While at a service stop (Korea has the most amazing highway rest areas with cafeterias, restaurants, convenience stores, really nice bathrooms, games, and souvenir and recreational stalls) we grabbed some Korean food and afterwards went outside for some coffee and cigarettes. There were six of us all together on the trip to Andong, all of us in our 40’s. Me (Mulan – or- resistant girl), Y (baby), three zero, nine stones, stupid steps, and build widely.
I think Y brought up the topic of being an orphan, and she explained that build widely had been thrown away TWICE. When he was little, his mother abandoned him and his sister. They had seven children, and so she figured five was enough. Fortunately, his father wasn’t too pleased and he found and retrieved them before the police discovered them. When he was 14, he got thrown away again and he had to find a job in a factory and live by himself in a rented room. Because he worked all day, he couldn’t go to school, and therefore had to study on his own at night, and this is what he did until he was in his twenties and he was able to pass a university entrance exam. I started clapping, and so did everyone else.

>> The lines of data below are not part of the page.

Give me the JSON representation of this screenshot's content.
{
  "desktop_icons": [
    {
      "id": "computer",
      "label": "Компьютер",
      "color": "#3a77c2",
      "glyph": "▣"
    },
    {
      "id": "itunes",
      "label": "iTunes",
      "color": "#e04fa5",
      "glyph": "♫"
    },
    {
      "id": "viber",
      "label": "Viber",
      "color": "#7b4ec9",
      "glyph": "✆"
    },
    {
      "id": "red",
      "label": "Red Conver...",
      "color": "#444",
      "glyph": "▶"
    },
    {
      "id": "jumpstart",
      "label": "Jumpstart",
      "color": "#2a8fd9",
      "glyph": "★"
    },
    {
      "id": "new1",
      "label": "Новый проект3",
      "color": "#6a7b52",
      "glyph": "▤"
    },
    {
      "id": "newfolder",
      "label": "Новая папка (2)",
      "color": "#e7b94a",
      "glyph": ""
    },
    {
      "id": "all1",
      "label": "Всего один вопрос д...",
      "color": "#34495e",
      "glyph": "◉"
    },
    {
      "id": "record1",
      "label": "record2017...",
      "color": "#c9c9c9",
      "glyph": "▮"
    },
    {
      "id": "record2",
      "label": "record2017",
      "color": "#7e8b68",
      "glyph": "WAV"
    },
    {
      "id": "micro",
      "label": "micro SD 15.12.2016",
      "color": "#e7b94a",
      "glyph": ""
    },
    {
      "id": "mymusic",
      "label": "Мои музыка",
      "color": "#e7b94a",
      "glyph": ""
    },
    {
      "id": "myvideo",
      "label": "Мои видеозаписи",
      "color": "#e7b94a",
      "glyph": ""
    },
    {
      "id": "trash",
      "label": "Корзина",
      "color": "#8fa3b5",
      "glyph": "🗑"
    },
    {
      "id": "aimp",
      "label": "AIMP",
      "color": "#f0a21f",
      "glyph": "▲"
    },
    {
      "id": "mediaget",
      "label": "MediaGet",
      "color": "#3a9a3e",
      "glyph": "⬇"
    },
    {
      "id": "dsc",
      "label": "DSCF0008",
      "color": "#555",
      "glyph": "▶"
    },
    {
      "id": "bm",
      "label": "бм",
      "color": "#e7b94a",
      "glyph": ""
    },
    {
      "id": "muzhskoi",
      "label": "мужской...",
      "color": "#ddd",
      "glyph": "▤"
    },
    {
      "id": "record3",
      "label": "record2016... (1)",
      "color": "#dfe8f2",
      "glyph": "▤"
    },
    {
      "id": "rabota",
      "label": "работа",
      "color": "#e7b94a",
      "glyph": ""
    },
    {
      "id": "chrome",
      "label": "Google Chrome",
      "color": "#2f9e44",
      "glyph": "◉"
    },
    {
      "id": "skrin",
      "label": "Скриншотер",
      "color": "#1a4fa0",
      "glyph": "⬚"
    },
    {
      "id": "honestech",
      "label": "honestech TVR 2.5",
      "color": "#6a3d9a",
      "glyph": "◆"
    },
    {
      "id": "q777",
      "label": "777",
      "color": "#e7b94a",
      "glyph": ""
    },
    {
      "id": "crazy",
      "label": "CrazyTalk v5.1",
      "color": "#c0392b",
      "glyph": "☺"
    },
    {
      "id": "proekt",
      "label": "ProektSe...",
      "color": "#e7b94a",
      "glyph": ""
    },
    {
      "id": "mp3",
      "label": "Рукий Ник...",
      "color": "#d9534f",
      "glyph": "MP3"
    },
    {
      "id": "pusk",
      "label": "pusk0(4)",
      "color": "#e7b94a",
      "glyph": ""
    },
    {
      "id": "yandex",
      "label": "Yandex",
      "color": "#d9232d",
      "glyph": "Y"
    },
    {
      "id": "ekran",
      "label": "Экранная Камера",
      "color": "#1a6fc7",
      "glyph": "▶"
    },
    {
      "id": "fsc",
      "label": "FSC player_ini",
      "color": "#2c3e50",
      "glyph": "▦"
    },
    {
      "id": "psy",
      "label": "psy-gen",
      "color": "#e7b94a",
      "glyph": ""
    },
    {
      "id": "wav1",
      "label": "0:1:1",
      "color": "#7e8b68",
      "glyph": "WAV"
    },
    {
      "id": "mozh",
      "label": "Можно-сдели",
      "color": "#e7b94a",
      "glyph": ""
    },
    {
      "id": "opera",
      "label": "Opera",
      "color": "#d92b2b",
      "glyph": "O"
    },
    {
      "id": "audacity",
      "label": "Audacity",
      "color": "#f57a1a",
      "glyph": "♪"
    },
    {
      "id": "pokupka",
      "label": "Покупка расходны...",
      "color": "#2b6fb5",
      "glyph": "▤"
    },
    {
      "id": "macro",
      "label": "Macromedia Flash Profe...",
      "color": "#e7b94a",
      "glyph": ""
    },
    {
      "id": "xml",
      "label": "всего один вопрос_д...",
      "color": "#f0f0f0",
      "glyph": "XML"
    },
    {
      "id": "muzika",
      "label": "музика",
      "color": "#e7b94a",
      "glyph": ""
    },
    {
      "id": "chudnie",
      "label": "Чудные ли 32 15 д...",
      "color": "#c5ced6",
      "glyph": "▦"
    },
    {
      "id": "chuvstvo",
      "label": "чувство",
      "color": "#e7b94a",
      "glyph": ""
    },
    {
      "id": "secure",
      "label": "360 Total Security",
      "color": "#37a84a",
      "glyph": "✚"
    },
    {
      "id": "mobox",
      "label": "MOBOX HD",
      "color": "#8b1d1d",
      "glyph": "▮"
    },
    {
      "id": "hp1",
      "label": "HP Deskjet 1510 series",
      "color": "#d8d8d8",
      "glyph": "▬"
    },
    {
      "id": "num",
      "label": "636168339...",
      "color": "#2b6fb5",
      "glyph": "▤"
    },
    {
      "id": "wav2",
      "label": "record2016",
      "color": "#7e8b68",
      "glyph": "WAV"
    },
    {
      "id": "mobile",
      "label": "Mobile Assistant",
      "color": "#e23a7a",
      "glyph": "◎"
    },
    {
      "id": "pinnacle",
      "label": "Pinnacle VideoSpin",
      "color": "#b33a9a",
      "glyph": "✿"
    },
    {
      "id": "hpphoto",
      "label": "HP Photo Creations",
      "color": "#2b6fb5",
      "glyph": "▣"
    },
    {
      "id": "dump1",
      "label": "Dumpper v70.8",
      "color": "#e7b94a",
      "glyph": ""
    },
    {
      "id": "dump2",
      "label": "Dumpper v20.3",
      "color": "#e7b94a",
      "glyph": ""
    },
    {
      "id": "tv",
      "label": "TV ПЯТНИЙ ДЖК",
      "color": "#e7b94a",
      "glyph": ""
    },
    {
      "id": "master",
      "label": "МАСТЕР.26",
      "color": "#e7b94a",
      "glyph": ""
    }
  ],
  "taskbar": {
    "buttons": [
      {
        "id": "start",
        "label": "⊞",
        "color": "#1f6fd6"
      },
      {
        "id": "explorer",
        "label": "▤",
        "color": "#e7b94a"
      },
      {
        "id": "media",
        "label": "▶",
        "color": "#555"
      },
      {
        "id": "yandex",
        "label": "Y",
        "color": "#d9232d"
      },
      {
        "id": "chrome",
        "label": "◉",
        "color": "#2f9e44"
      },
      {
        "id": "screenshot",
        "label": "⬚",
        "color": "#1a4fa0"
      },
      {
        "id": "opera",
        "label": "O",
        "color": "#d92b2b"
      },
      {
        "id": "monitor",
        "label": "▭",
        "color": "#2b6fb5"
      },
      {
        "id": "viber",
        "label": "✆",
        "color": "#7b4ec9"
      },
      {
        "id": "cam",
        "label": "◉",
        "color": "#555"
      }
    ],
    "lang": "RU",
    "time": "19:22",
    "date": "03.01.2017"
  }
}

Build widely says to me that he always wished his father hadn’t come back for him and he had been sent to be adopted in America. I told him I had always wished I had been in an orphanage in Korea.

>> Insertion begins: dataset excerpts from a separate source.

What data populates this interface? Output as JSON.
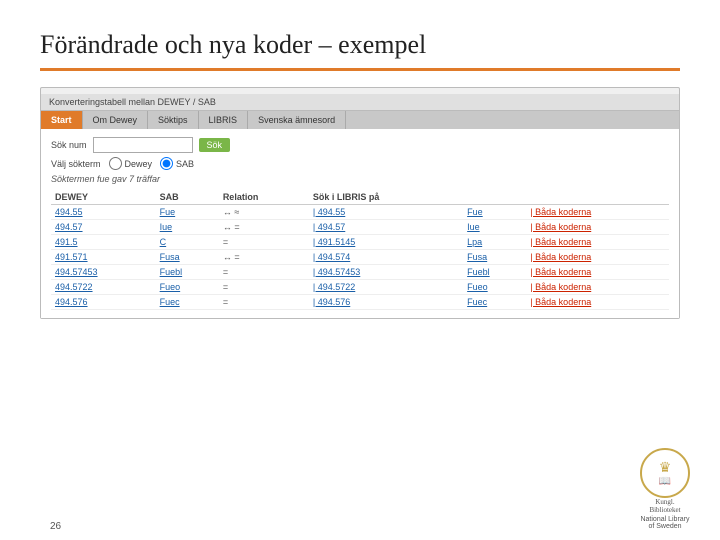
{
  "title": "Förändrade och nya koder – exempel",
  "orange_line": true,
  "browser": {
    "titlebar": "Konverteringstabell mellan DEWEY / SAB",
    "nav_tabs": [
      {
        "label": "Start",
        "active": true
      },
      {
        "label": "Om Dewey",
        "active": false
      },
      {
        "label": "Söktips",
        "active": false
      },
      {
        "label": "LIBRIS",
        "active": false
      },
      {
        "label": "Svenska ämnesord",
        "active": false
      }
    ],
    "search": {
      "label": "Sök num",
      "placeholder": "",
      "button_label": "Sök",
      "radio_label": "Välj sökterm",
      "radio_options": [
        "Dewey",
        "SAB"
      ]
    },
    "result_text": "Söktermen fue gav 7 träffar",
    "table": {
      "headers": [
        "DEWEY",
        "SAB",
        "Relation",
        "Sök i LIBRIS på"
      ],
      "rows": [
        {
          "dewey": "494.55",
          "sab": "Fue",
          "relation": "↔ ≈",
          "libris": "| 494.55",
          "sab2": "Fue",
          "action": "| Båda koderna"
        },
        {
          "dewey": "494.57",
          "sab": "Iue",
          "relation": "↔ =",
          "libris": "| 494.57",
          "sab2": "Iue",
          "action": "| Båda koderna"
        },
        {
          "dewey": "491.5",
          "sab": "C",
          "relation": "=",
          "libris": "| 491.5145",
          "sab2": "Lpa",
          "action": "| Båda koderna"
        },
        {
          "dewey": "491.571",
          "sab": "Fusa",
          "relation": "↔ =",
          "libris": "| 494.574",
          "sab2": "Fusa",
          "action": "| Båda koderna"
        },
        {
          "dewey": "494.57453",
          "sab": "Fuebl",
          "relation": "=",
          "libris": "| 494.57453",
          "sab2": "Fuebl",
          "action": "| Båda koderna"
        },
        {
          "dewey": "494.5722",
          "sab": "Fueo",
          "relation": "=",
          "libris": "| 494.5722",
          "sab2": "Fueo",
          "action": "| Båda koderna"
        },
        {
          "dewey": "494.576",
          "sab": "Fuec",
          "relation": "=",
          "libris": "| 494.576",
          "sab2": "Fuec",
          "action": "| Båda koderna"
        }
      ]
    }
  },
  "page_number": "26",
  "logo": {
    "line1": "Kungl.",
    "line2": "Biblioteket",
    "subtitle": "National Library\nof Sweden"
  }
}
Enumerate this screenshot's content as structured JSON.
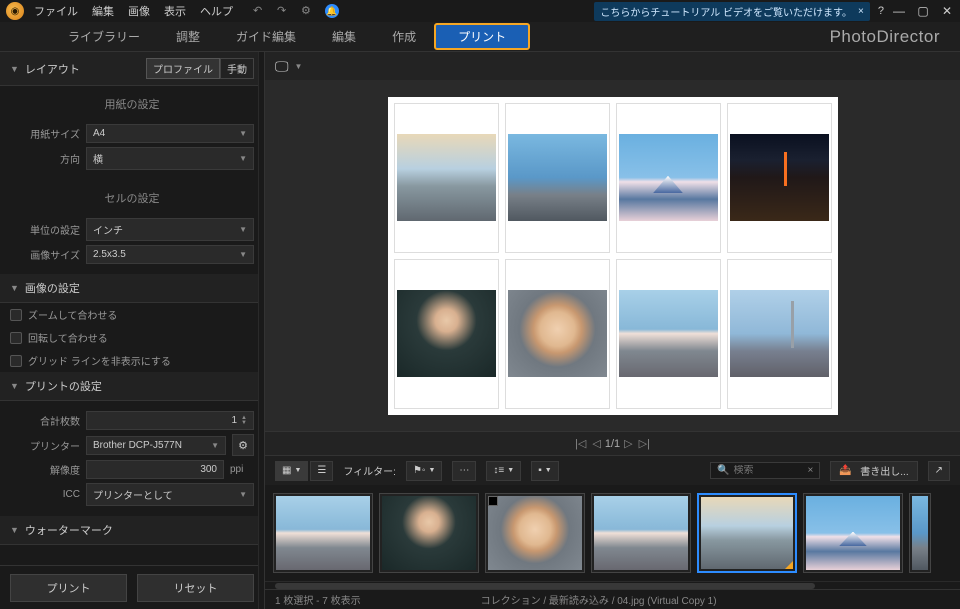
{
  "menu": {
    "file": "ファイル",
    "edit": "編集",
    "image": "画像",
    "view": "表示",
    "help": "ヘルプ"
  },
  "tutorial_bar": {
    "text": "こちらからチュートリアル ビデオをご覧いただけます。",
    "close": "×"
  },
  "help_icon": "?",
  "tabs": {
    "library": "ライブラリー",
    "adjust": "調整",
    "guided": "ガイド編集",
    "edit": "編集",
    "create": "作成",
    "print": "プリント"
  },
  "app_title": "PhotoDirector",
  "sidebar": {
    "layout": {
      "title": "レイアウト",
      "profile": "プロファイル",
      "manual": "手動"
    },
    "paper": {
      "title": "用紙の設定",
      "size_label": "用紙サイズ",
      "size_value": "A4",
      "orient_label": "方向",
      "orient_value": "横"
    },
    "cell": {
      "title": "セルの設定",
      "unit_label": "単位の設定",
      "unit_value": "インチ",
      "imgsize_label": "画像サイズ",
      "imgsize_value": "2.5x3.5"
    },
    "image": {
      "title": "画像の設定",
      "zoom": "ズームして合わせる",
      "rotate": "回転して合わせる",
      "grid": "グリッド ラインを非表示にする"
    },
    "print": {
      "title": "プリントの設定",
      "count_label": "合計枚数",
      "count_value": "1",
      "printer_label": "プリンター",
      "printer_value": "Brother DCP-J577N",
      "res_label": "解像度",
      "res_value": "300",
      "res_unit": "ppi",
      "icc_label": "ICC",
      "icc_value": "プリンターとして"
    },
    "watermark": {
      "title": "ウォーターマーク"
    },
    "footer": {
      "print": "プリント",
      "reset": "リセット"
    }
  },
  "preview": {
    "page_nav": "1/1",
    "display_icon": "⛶"
  },
  "filter_bar": {
    "filter_label": "フィルター:",
    "search_placeholder": "検索",
    "export": "書き出し..."
  },
  "status": {
    "selection": "1 枚選択 - 7 枚表示",
    "path": "コレクション / 最新読み込み / 04.jpg (Virtual Copy 1)"
  }
}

Stupid steps chimed in, “Hey! I was also thrown away!” His mom didn’t want to take care of him, so she left him with his grandmother. Well, actually he lived with his father’s first wife for awhile. His father had two wives. This was legal back then, if a man could afford it. But then his father and his mother got a divorce and his father’s first wife didn’t have to take care of him anymore, so he got sent to live with his grandmother. Because he was so far down the line of family hierarchy, he too had to work odd jobs, but I think he was able to go to school.

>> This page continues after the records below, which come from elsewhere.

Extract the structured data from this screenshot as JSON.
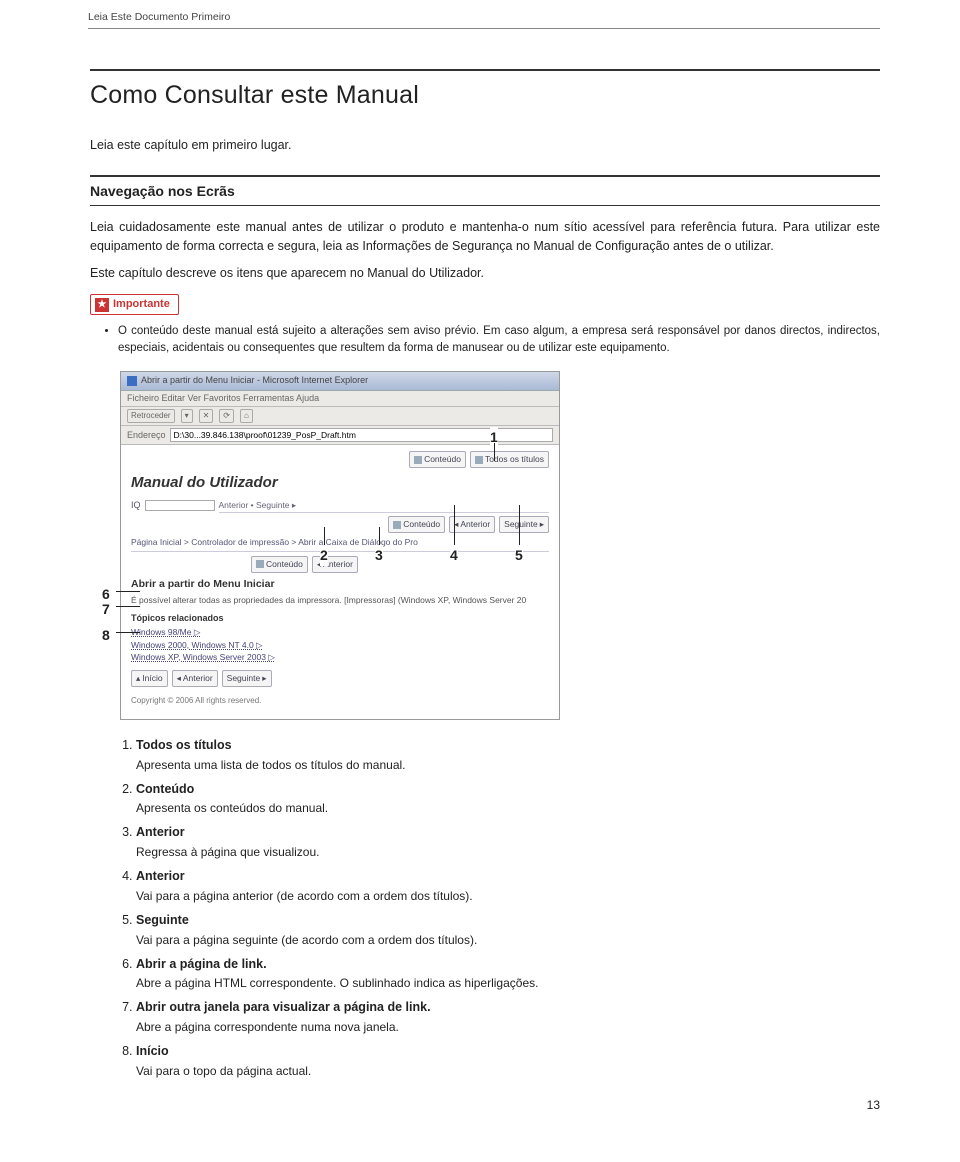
{
  "runningHeader": "Leia Este Documento Primeiro",
  "title": "Como Consultar este Manual",
  "intro": "Leia este capítulo em primeiro lugar.",
  "sectionHeading": "Navegação nos Ecrãs",
  "para1": "Leia cuidadosamente este manual antes de utilizar o produto e mantenha-o num sítio acessível para referência futura. Para utilizar este equipamento de forma correcta e segura, leia as Informações de Segurança no Manual de Configuração antes de o utilizar.",
  "para2": "Este capítulo descreve os itens que aparecem no Manual do Utilizador.",
  "importanteLabel": "Importante",
  "bullet1": "O conteúdo deste manual está sujeito a alterações sem aviso prévio. Em caso algum, a empresa será responsável por danos directos, indirectos, especiais, acidentais ou consequentes que resultem da forma de manusear ou de utilizar este equipamento.",
  "figure": {
    "windowTitle": "Abrir a partir do Menu Iniciar - Microsoft Internet Explorer",
    "menubar": "Ficheiro   Editar   Ver   Favoritos   Ferramentas   Ajuda",
    "backLabel": "Retroceder",
    "addressLabel": "Endereço",
    "addressValue": "D:\\30...39.846.138\\proof\\01239_PosP_Draft.htm",
    "manualTitle": "Manual do Utilizador",
    "btnConteudo": "Conteúdo",
    "btnTodosTitulos": "Todos os títulos",
    "btnAnterior": "Anterior",
    "btnSeguinte": "Seguinte",
    "breadcrumb": "Página Inicial > Controlador de impressão > Abrir a Caixa de Diálogo do Pro",
    "crumbExcerpt": "Anterior • Seguinte ▸",
    "innerTitle": "Abrir a partir do Menu Iniciar",
    "innerText": "É possível alterar todas as propriedades da impressora. [Impressoras] (Windows XP, Windows Server 20",
    "topicsTitle": "Tópicos relacionados",
    "links": [
      "Windows 98/Me ▷",
      "Windows 2000, Windows NT 4.0 ▷",
      "Windows XP, Windows Server 2003 ▷"
    ],
    "bottomBtns": [
      "Início",
      "Anterior",
      "Seguinte"
    ],
    "copyright": "Copyright © 2006 All rights reserved."
  },
  "callouts": [
    "1",
    "2",
    "3",
    "4",
    "5",
    "6",
    "7",
    "8"
  ],
  "defs": [
    {
      "term": "Todos os títulos",
      "desc": "Apresenta uma lista de todos os títulos do manual."
    },
    {
      "term": "Conteúdo",
      "desc": "Apresenta os conteúdos do manual."
    },
    {
      "term": "Anterior",
      "desc": "Regressa à página que visualizou."
    },
    {
      "term": "Anterior",
      "desc": "Vai para a página anterior (de acordo com a ordem dos títulos)."
    },
    {
      "term": "Seguinte",
      "desc": "Vai para a página seguinte (de acordo com a ordem dos títulos)."
    },
    {
      "term": "Abrir a página de link.",
      "desc": "Abre a página HTML correspondente. O sublinhado indica as hiperligações."
    },
    {
      "term": "Abrir outra janela para visualizar a página de link.",
      "desc": "Abre a página correspondente numa nova janela."
    },
    {
      "term": "Início",
      "desc": "Vai para o topo da página actual."
    }
  ],
  "pageNumber": "13"
}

I think that’s about the time the three of us throw-aways started comparing our worst jobs ever. Stupid steps laughed and said, “He with the most pain wins!” We were all crying, we were laughing so hard. Y told me build widely said we can heal each other. Y told me she likes people best who have had hard lives, because they grow a wise mind.
On the trip back, I reflect on Y’s question, “who do you think had a harder life, you or build widely?” She thought build widely won. I told her then – yes, build widely wins. Then I told her maybe equal but different. The five other teachers are speaking to each other in Korean, laughing, their faces animated, as I look out the window for something, anything to look at because their banter is meaningless to me.
I think to myself that, actually, I won.
The abandonment epidemic is pretty interesting. There are more anecdotal stories about it (in south China) in The Woman Warrior, Maxine Hong Kingston’s book from the 1970’s. Because upper-middle-class Americans for the most part have not experienced poverty and desperation, child abandonment hasn’t been part of our world view. But it sounds like it was prevalent in postwar Korea.
Oooh! I’ve seen that book and it’s on my list. (sigh) Many adoptees mention the Joy Luck Club as well.
I found out during the SBS documentary filming that actually, it was illegal at the time. So that, too, is a another reason discouraging reunion. It sounds as if there was a lot of passing children off to other relatives. And many grandmas taking care of children while their parents tried to find work.
Actually, many orphanages served in this capacity as temporary grandmas. Unfortunately, some of these children’s parents were coerced into international adoption by Harry Holt, being told they were being selfish and that the children would have a better life if sent abroad.